AVT Köln

Windelen, Christian

Facharzt für Psychosomatische Medizin und Psychotherapie, Facharzt für Frauenheilkunde

Christoph Windelen

Seit 1992 bin ich in Köln als Gynäkologe und Psychotherapeut niedergelassen. Meine somatische Erstausbildung als Gynäkologe brachte mich oft an kommunikative Grenzen im Umgang mit Patienten. Deshalb begann ich berufsbegleitend mit einer ersten Ausbildung in Sexualtherapie und Fortbildungsabendkursen in tiefenpsychologischer Psychotherapie. Schon während des Studiums begann ich mit der Teilnahme an einer über 5 Jahre fortlaufenden analytischen Selbsterfahrungsgruppe. Es folgten verschiedene Selbsterfahrungs- und Ausbildungs-Aufenthalte während der Facharztweiterbildung. Während meiner Facharztausbildung erweiterte ich meine Erfahrungen mit einer Körpertherapeutischen Gruppe und einer Gruppen-Analyse-Ausbildung. Die Verhaltenstherapie-Theorie erlernte ich berufsbegleitend parallel zu meiner Tätigkeit als tiefenpsychologisch orientierter Einzeltherapeut ab 1992. Meine Facharztprüfung in Psychosomatik und Psychotherapie legte ich 1997 ab. Seit 1999 bin ich als Dozent, Supervisor und seit 2002 als ärztlicher Leiter bei der AVT tätig. Als Dozent bei der AVT gebe ich Kurse in Sexualtherapie und Psychoonkologie. Zusammen mit Professor Hornung aus Bonn bin ich von der Ärztekammer Nordrhein weiterbildungsbefugt für die Mediziner-Weiterbildung in der AVT.

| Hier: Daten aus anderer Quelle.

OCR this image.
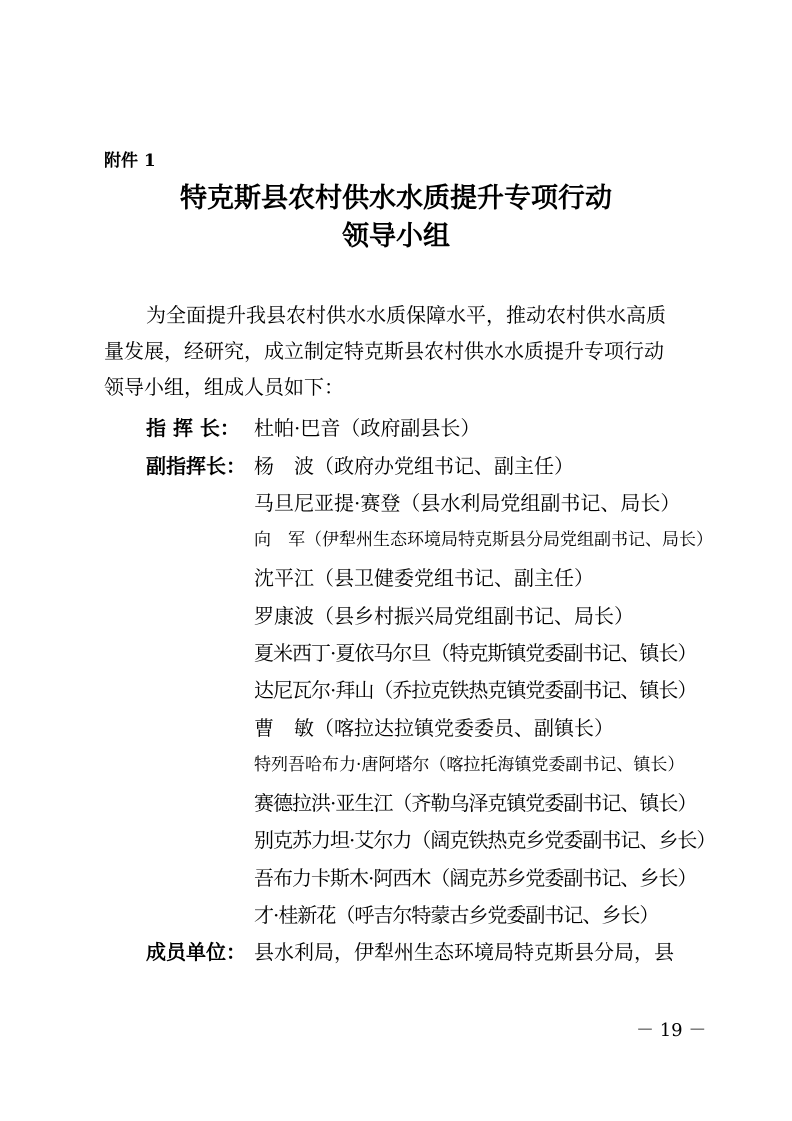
附件 1
特克斯县农村供水水质提升专项行动
领导小组

为全面提升我县农村供水水质保障水平，推动农村供水高质

量发展，经研究，成立制定特克斯县农村供水水质提升专项行动

领导小组，组成人员如下：

指 挥 长： 杜帕·巴音（政府副县长）
副指挥长： 杨　波（政府办党组书记、副主任）
马旦尼亚提·赛登（县水利局党组副书记、局长）
向　军（伊犁州生态环境局特克斯县分局党组副书记、局长）
沈平江（县卫健委党组书记、副主任）
罗康波（县乡村振兴局党组副书记、局长）
夏米西丁·夏依马尔旦（特克斯镇党委副书记、镇长）
达尼瓦尔·拜山（乔拉克铁热克镇党委副书记、镇长）
曹　敏（喀拉达拉镇党委委员、副镇长）
特列吾哈布力·唐阿塔尔（喀拉托海镇党委副书记、镇长）
赛德拉洪·亚生江（齐勒乌泽克镇党委副书记、镇长）
别克苏力坦·艾尔力（阔克铁热克乡党委副书记、乡长）
吾布力卡斯木·阿西木（阔克苏乡党委副书记、乡长）
才·桂新花（呼吉尔特蒙古乡党委副书记、乡长）
成员单位： 县水利局，伊犁州生态环境局特克斯县分局，县
－ 19 －
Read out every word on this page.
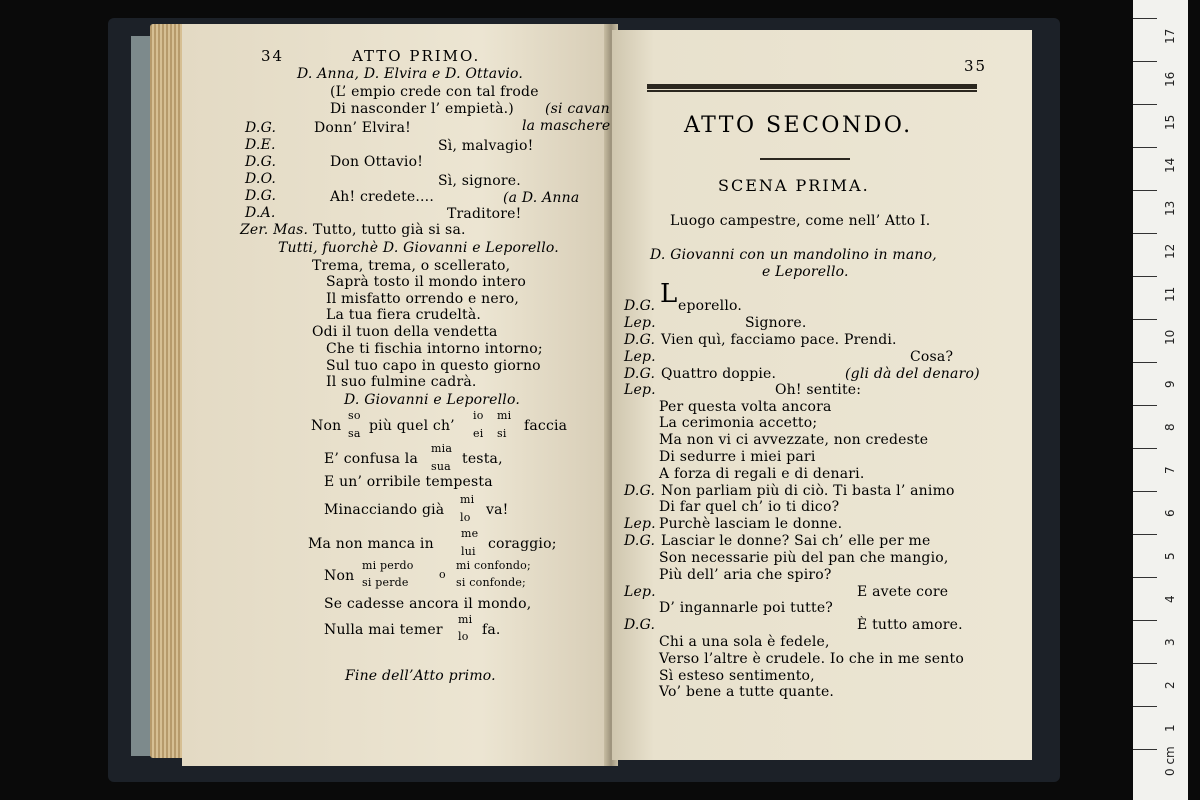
34	ATTO PRIMO.
D. Anna, D. Elvira e D. Ottavio.
(L’ empio crede con tal frode
Di nasconder l’ empietà.) (si cavan
la maschere
D.G.	Donn’ Elvira!
D.E.	Sì, malvagio!
D.G.	Don Ottavio!
D.O.	Sì, signore.
D.G.	Ah! credete....	(a D. Anna
D.A.	Traditore!
Zer. Mas. Tutto, tutto già si sa.
Tutti, fuorchè D. Giovanni e Leporello.
Trema, trema, o scellerato,
Saprà tosto il mondo intero
Il misfatto orrendo e nero,
La tua fiera crudeltà.
Odi il tuon della vendetta
Che ti fischia intorno intorno;
Sul tuo capo in questo giorno
Il suo fulmine cadrà.
D. Giovanni e Leporello.
Non
so
sa più quel ch’
io
ei
mi
si faccia
E’ confusa la
mia
sua testa,
E un’ orribile tempesta
Minacciando già
mi
lo va!
Ma non manca in
me
lui coraggio;
Non
mi perdo
si perde
o
mi confondo;
si confonde;
Se cadesse ancora il mondo,
Nulla mai temer
mi
lo fa.
Fine dell’Atto primo.
35
ATTO SECONDO.
SCENA PRIMA.
Luogo campestre, come nell’ Atto I.
D. Giovanni con un mandolino in mano,
e Leporello.
D.G. L eporello.
Lep.	Signore.
D.G. Vien quì, facciamo pace. Prendi.
Lep.	Cosa?
D.G. Quattro doppie.	(gli dà del denaro)
Lep.	Oh! sentite:
Per questa volta ancora
La cerimonia accetto;
Ma non vi ci avvezzate, non credeste
Di sedurre i miei pari
A forza di regali e di denari.
D.G. Non parliam più di ciò. Ti basta l’ animo
Di far quel ch’ io ti dico?
Lep. Purchè lasciam le donne.
D.G. Lasciar le donne? Sai ch’ elle per me
Son necessarie più del pan che mangio,
Più dell’ aria che spiro?
Lep.	E avete core
D’ ingannarle poi tutte?
D.G.	È tutto amore.
Chi a una sola è fedele,
Verso l’altre è crudele. Io che in me sento
Sì esteso sentimento,
Vo’ bene a tutte quante.
17
16
15
14
13
12
11
10
9
8
7
6
5
4
3
2
1
0 cm
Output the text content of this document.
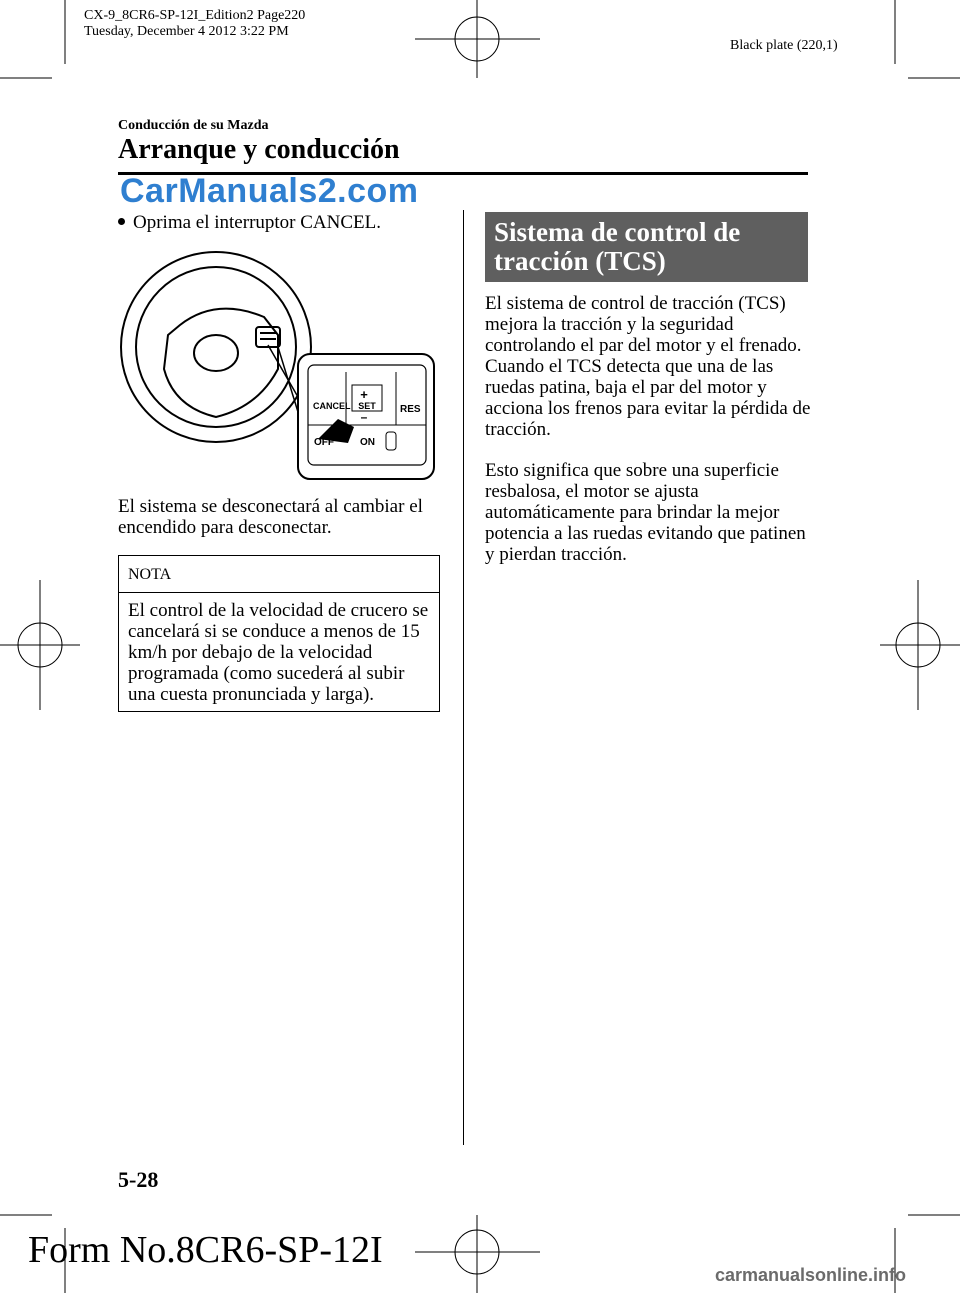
CX-9_8CR6-SP-12I_Edition2 Page220
Tuesday, December 4 2012 3:22 PM
Black plate (220,1)
Conducción de su Mazda
Arranque y conducción
CarManuals2.com
Oprima el interruptor CANCEL.
+
SET
–
CANCEL	RES
OFF	ON
El sistema se desconectará al cambiar el encendido para desconectar.
NOTA
El control de la velocidad de crucero se cancelará si se conduce a menos de 15 km/h por debajo de la velocidad programada (como sucederá al subir una cuesta pronunciada y larga).
Sistema de control de tracción (TCS)
El sistema de control de tracción (TCS) mejora la tracción y la seguridad controlando el par del motor y el frenado. Cuando el TCS detecta que una de las ruedas patina, baja el par del motor y acciona los frenos para evitar la pérdida de tracción.
Esto significa que sobre una superficie resbalosa, el motor se ajusta automáticamente para brindar la mejor potencia a las ruedas evitando que patinen y pierdan tracción.
5-28
Form No.8CR6-SP-12I
carmanualsonline.info
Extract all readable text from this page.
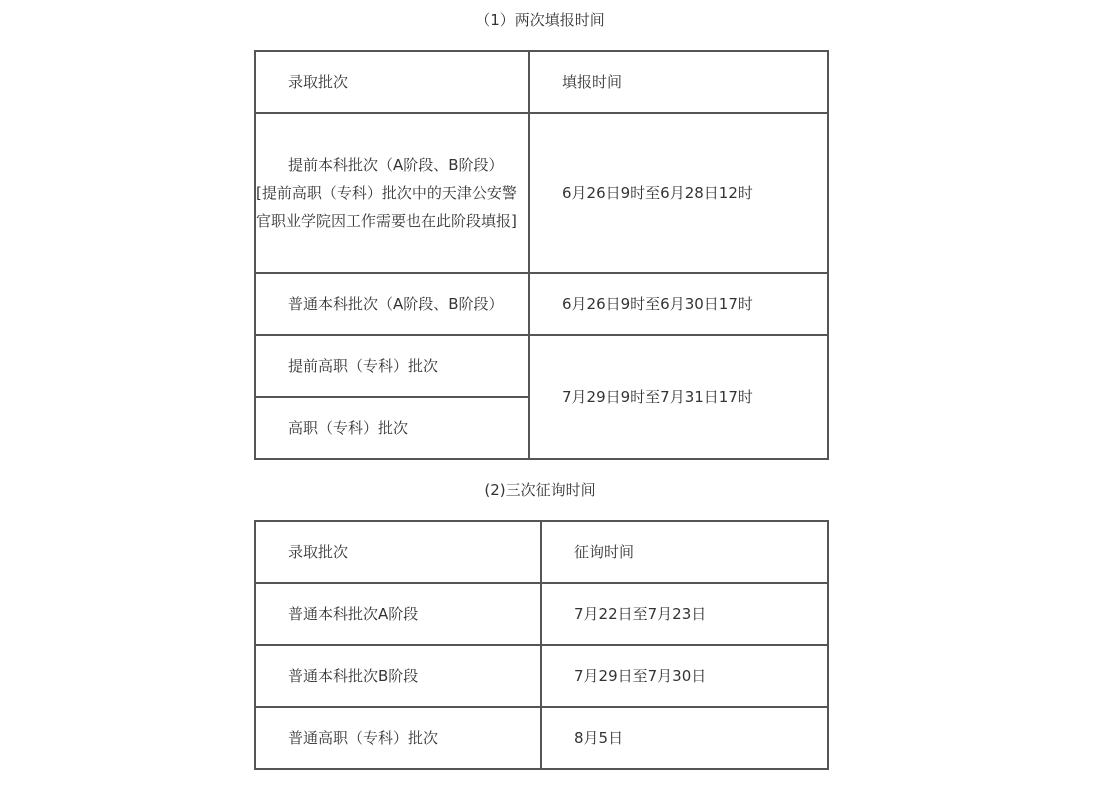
（1）两次填报时间
录取批次	填报时间

提前本科批次（A阶段、B阶段）
[提前高职（专科）批次中的天津公安警官职业学院因工作需要也在此阶段填报]	6月26日9时至6月28日12时

普通本科批次（A阶段、B阶段）	6月26日9时至6月30日17时

提前高职（专科）批次	7月29日9时至7月31日17时

高职（专科）批次	
(2)三次征询时间
录取批次	征询时间

普通本科批次A阶段	7月22日至7月23日

普通本科批次B阶段	7月29日至7月30日

普通高职（专科）批次	8月5日
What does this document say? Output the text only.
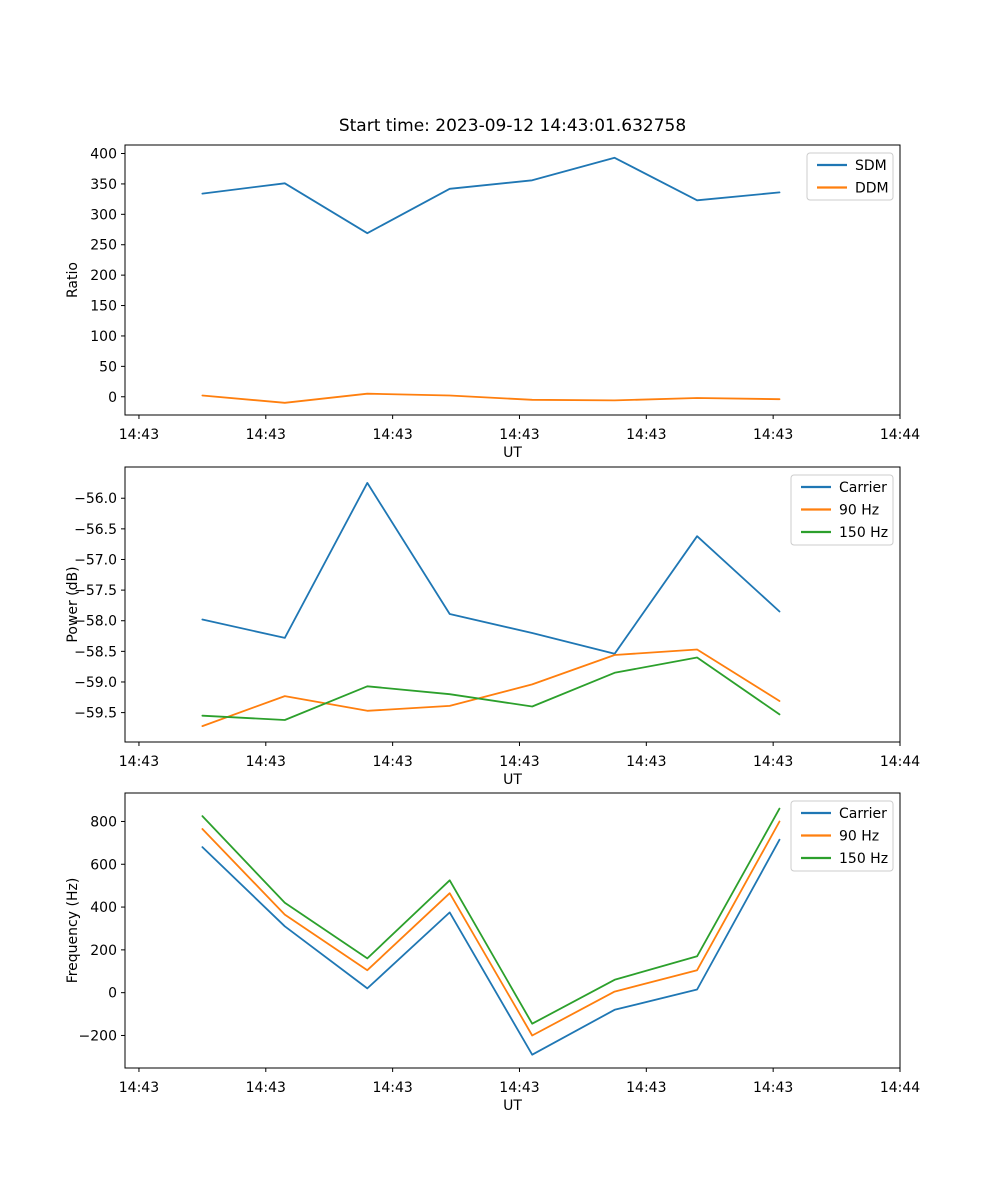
Start time: 2023-09-12 14:43:01.632758
14:43	14:43	14:43	14:43	14:43	14:43	14:44
0
50
100
150
200
250
300
350
400
UT
Ratio
SDM
DDM
14:43	14:43	14:43	14:43	14:43	14:43	14:44
−59.5
−59.0
−58.5
−58.0
−57.5
−57.0
−56.5
−56.0
UT
Power (dB)
Carrier
90 Hz
150 Hz
14:43	14:43	14:43	14:43	14:43	14:43	14:44
−200
0
200
400
600
800
UT
Frequency (Hz)
Carrier
90 Hz
150 Hz
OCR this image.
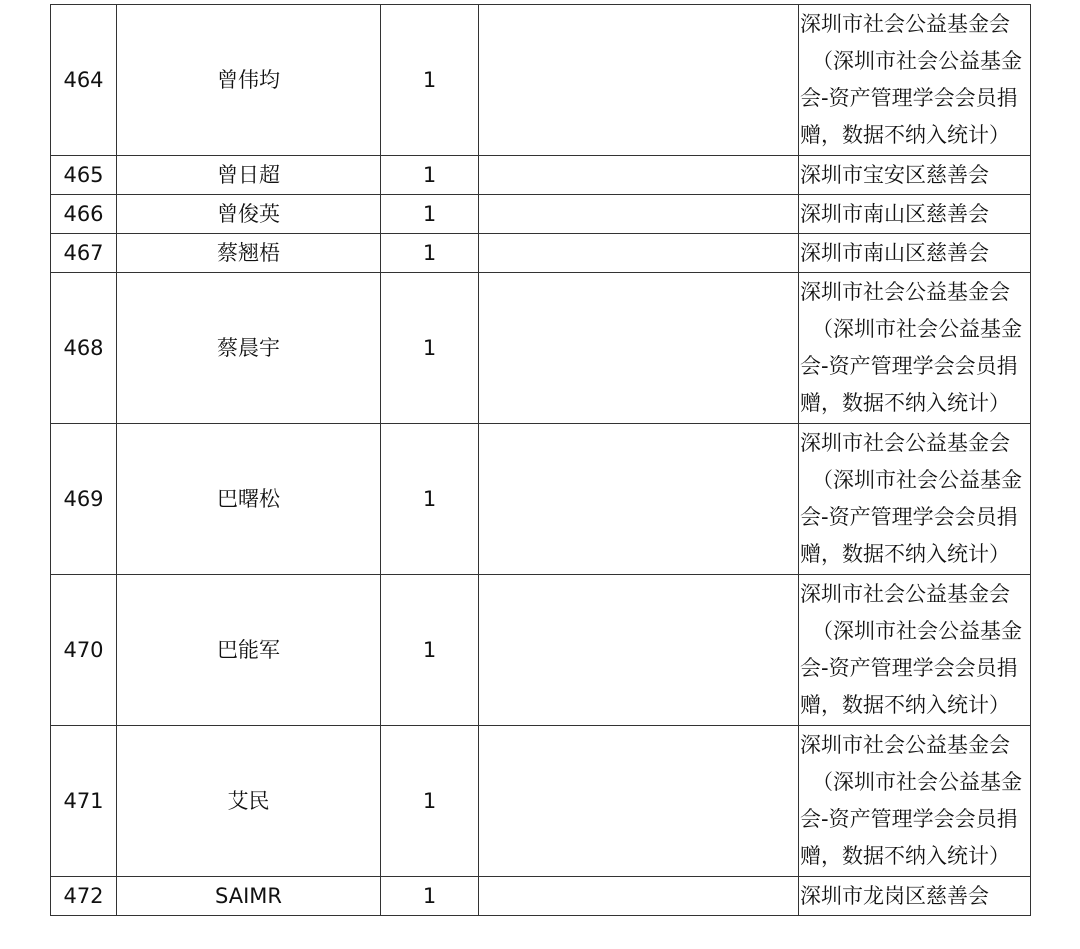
464	曾伟均	1		深圳市社会公益基金会
（深圳市社会公益基金
会-资产管理学会会员捐
赠，数据不纳入统计）

465	曾日超	1		深圳市宝安区慈善会

466	曾俊英	1		深圳市南山区慈善会

467	蔡翘梧	1		深圳市南山区慈善会

468	蔡晨宇	1		深圳市社会公益基金会
（深圳市社会公益基金
会-资产管理学会会员捐
赠，数据不纳入统计）

469	巴曙松	1		深圳市社会公益基金会
（深圳市社会公益基金
会-资产管理学会会员捐
赠，数据不纳入统计）

470	巴能军	1		深圳市社会公益基金会
（深圳市社会公益基金
会-资产管理学会会员捐
赠，数据不纳入统计）

471	艾民	1		深圳市社会公益基金会
（深圳市社会公益基金
会-资产管理学会会员捐
赠，数据不纳入统计）

472	SAIMR	1		深圳市龙岗区慈善会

Seit 2002 führe ich zusammen mit Herrn Dipl. Psych. Claus Lechmann eine Lehrpraxis der AVT in der Kölner Südstadt, nahe des Chlodwigplatzes. Infos zur Praxis und einen Eindruck von den Räumlichkeiten finden Sie unter www.frauenarzt-in-koeln.de.

Neben der langjährigen Vollzeitausübung von tiefenpsychologischer Einzel- und Gruppentherapie unter Supervision verfüge ich über unterschiedliche Erfahrungen in Ausbildungs- und Selbsterfahrungsworkshops. Von mir verwendete Methoden kommen aus der Hypnotherapie, der katathym-imaginativen Therapie und verschiedenen Körpertherapie-Ansätzen. Die kognitive Verhaltenstherapie erlebte ich als eine große Bereicherung meiner Interventionsmöglichkeiten. Weitere Bereicherungen sind aktuell Erfahrungen mit der Akzeptanz- und Commitment-Therapie sowie der Schematherapie, die den Bogen zur Beziehungsorientierung der Tiefenpsychologie schließt. Alle diese Methoden fließen in meine Arbeit als Supervisor ein.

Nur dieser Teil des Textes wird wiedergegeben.